Sampling Acquisition Functions for Batch Bayesian Optimization
This addresses the challenge of scaling Bayesian optimization to parallel settings for researchers and practitioners in machine learning, though it is an incremental improvement over existing batch methods.
The paper tackles the problem of batch Bayesian optimization by introducing Acquisition Thompson Sampling (ATS), a method that samples acquisition functions from a stochastic process based on model hyper-parameters, and shows it outperforms classical parallel Thompson Sampling and is competitive with state-of-the-art batch methods in benchmark and hyper-parameter optimization tasks.
We present Acquisition Thompson Sampling (ATS), a novel technique for batch Bayesian Optimization (BO) based on the idea of sampling multiple acquisition functions from a stochastic process.

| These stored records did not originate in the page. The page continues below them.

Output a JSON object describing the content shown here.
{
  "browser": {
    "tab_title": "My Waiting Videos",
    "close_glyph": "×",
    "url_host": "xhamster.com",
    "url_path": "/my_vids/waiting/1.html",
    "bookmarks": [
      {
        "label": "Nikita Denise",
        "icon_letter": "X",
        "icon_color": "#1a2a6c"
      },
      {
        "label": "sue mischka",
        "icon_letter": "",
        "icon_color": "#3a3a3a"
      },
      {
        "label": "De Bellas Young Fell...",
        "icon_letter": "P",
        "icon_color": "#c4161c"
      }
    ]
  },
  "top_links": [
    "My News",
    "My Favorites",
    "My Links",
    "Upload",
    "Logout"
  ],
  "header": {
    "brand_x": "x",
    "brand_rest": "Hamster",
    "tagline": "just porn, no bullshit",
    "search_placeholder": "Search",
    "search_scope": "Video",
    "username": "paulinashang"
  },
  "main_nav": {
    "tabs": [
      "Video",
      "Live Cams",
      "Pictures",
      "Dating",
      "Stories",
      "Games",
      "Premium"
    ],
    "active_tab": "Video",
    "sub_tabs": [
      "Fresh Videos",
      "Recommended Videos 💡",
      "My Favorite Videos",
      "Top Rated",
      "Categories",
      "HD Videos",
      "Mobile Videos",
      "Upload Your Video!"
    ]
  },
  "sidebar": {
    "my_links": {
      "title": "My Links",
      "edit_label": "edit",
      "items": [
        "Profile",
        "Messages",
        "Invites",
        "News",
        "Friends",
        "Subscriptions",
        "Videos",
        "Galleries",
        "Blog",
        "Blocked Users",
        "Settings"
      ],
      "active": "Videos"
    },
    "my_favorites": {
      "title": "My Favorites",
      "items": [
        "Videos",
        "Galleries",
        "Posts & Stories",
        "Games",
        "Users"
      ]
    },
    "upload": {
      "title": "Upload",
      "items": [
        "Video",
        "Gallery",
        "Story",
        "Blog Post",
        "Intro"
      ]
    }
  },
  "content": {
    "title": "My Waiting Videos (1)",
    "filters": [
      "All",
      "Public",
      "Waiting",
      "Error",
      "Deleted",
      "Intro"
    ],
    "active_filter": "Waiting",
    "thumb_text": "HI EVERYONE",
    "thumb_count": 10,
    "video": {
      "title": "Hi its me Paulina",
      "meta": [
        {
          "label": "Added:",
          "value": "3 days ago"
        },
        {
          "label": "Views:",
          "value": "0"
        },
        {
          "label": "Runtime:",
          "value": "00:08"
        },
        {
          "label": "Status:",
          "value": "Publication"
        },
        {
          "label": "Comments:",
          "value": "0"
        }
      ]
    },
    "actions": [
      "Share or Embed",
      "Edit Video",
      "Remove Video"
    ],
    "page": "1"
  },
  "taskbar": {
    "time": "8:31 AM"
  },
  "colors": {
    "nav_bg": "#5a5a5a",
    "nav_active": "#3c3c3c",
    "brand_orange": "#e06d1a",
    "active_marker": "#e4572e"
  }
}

We define this process through the dependency of the acquisition functions on a set of model hyper-parameters. ATS is conceptually simple, straightforward to implement and, unlike other batch BO methods, it can be employed to parallelize any sequential acquisition function or to make existing parallel methods scale further. We present experiments on a variety of benchmark functions and on the hyper-parameter optimization of a popular gradient boosting tree algorithm. These demonstrate the advantages of ATS with respect to classical parallel Thompson Sampling for BO, its competitiveness with two state-of-the-art batch BO methods, and its effectiveness if applied to existing parallel BO algorithms.